Diese Zuständigkeit wurde durch die „Geschäftseinteilung der Disziplinarkommission für Soldaten beim Bundesministerium für Landesverteidigung (DKS) für das Kalenderjahr 2020 mit Wirksamkeit vom 1. Jänner 2020", Verlautbarungsblatt II des Bundesministeriums für Landesverteidigung Nr. 15/2020, Punkt VII, fortgeschrieben und ergibt sich daraus, dass die bis zum 31.12.2019 verfügten Zuständigkeiten der Senate, bis zum Abschluss der jeweiligen Kommissionsverfahren bestehen bleiben („Die bis zum 31. Dezember 2019 mit den Bezug habenden Geschäftsordnungen verfügten Zuständigkeiten der Senate, bleiben bis zum Abschluss der jeweiligen Kommissionsverfahren bestehen.“)

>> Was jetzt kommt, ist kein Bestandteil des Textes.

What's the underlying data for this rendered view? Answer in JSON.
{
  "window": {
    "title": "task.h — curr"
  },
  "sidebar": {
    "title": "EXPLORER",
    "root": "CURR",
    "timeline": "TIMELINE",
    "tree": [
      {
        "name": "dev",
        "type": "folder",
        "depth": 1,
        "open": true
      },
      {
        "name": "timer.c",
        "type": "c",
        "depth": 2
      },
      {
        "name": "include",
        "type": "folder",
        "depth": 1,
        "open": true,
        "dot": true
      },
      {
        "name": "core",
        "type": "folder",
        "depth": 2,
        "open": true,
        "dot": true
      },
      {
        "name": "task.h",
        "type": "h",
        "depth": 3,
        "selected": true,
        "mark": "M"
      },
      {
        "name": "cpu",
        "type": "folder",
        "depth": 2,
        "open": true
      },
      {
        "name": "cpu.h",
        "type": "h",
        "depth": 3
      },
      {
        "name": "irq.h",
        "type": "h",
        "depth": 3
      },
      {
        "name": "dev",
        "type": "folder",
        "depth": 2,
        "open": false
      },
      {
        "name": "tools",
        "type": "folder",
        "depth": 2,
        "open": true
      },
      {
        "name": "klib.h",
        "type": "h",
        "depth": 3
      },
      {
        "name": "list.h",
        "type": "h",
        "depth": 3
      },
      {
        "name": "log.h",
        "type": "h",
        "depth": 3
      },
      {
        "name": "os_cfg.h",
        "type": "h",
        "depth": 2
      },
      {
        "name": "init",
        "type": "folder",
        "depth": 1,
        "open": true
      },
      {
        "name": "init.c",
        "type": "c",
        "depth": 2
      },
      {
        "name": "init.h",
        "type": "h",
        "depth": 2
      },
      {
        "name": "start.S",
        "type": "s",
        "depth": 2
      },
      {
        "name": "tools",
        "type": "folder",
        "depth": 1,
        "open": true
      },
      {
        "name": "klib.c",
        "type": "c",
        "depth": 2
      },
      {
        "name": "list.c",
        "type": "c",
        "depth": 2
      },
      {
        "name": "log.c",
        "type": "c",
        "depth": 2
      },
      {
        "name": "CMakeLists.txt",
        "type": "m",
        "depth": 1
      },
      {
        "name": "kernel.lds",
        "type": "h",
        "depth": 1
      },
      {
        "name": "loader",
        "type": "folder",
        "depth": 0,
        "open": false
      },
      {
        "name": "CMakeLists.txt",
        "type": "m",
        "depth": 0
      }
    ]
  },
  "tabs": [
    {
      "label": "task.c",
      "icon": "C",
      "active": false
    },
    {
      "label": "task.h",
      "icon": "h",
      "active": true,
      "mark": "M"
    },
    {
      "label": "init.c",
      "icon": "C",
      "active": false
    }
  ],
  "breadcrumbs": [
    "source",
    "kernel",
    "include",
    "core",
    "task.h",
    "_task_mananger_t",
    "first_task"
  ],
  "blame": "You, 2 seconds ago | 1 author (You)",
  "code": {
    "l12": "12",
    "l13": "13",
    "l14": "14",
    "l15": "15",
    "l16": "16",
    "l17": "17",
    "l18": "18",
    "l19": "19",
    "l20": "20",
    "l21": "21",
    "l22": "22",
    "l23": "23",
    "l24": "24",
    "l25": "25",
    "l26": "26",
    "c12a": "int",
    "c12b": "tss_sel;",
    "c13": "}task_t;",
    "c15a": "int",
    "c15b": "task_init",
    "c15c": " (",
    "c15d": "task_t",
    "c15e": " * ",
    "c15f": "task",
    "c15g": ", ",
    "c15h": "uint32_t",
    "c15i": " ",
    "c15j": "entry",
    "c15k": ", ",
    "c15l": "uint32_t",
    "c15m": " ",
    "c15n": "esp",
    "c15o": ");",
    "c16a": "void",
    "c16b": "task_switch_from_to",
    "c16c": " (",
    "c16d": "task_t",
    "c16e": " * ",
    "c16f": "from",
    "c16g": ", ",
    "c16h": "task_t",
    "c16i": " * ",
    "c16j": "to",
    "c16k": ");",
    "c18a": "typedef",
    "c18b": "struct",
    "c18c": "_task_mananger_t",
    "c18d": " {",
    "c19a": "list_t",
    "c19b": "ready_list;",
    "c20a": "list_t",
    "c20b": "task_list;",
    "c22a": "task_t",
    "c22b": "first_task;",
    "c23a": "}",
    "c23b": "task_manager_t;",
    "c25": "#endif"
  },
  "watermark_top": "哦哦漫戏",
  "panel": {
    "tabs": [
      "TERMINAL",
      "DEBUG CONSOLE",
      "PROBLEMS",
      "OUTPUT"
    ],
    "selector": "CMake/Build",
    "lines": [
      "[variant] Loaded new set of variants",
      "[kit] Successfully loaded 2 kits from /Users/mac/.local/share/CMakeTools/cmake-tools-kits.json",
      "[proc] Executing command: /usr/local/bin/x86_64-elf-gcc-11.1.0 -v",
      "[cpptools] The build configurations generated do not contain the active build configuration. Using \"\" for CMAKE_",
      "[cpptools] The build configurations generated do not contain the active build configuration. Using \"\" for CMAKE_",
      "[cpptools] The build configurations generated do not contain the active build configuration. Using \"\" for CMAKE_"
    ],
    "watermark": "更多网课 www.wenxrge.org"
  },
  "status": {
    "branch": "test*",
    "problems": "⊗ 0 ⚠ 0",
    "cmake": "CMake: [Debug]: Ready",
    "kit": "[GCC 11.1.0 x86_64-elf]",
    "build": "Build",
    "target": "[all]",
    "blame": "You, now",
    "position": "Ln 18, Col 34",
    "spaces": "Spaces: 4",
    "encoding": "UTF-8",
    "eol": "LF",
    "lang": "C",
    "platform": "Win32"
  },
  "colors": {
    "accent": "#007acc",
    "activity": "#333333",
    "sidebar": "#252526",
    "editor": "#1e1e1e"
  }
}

Der Verfassungsgerichtshof hat in seinem Erkenntnis vom 26.06.2020, V344/2020-15 ua, ausgeführt, dass die GE 2019 von einem unzuständigen Organ (dem drittgereihten Stellvertreter und nicht dem zweitgereihten Stellvertreter) erlassen wurde und damit gesetzwidrig erlassen war (Rz 51). Der festgestellte Mangel betreffe alle Verordnungsbestimmungen (Rz 52).
Die Unzuständigkeit des verordnungserlassenden Organs und die Feststellung, dass die GE 2019 gesetzwidrig war, führt dazu, dass gemäß § 18 HDG idF idF BGBl I 2018/61 keine gültige GE 2019 bestand und damit auch zur Unzuständigkeit des den Einleitungsbeschluss erlassenden Senates 2, der durch die als gesetzwidrig erkannte Verordnung eingerichtet wurde.
Gemäß § 27 1. Fall des VwGVG hat das Verwaltungsgericht, soweit es nicht Rechtswidrigkeit wegen Unzuständigkeit der Behörde gegeben findet, den angefochtenen Bescheid auf Grund der Beschwerde zu überprüfen. Nach der zu § 27 VwGVG ergangenen Rechtsprechung des VwGH, sind die Verwaltungsgerichte in jenen Fällen, in denen die Verwaltungsbehörde, deren Entscheidung bekämpft wird, unzuständig war, allein dafür zuständig, diese Unzuständigkeit - unabhängig davon, ob der BF dies im Verfahren vorgebracht - aufzugreifen und den bekämpften Bescheid ersatzlos zu beheben (vgl. VwGH 29.01.2020, Ra 2018/08/0234; 27.01.2020, Ra 2019/02/0203; 27.03.2018, Ra 2017/06/0247; 25.05.2016, Ra 2015/06/0095, 27.10.2014, Ra 2014/02/0053).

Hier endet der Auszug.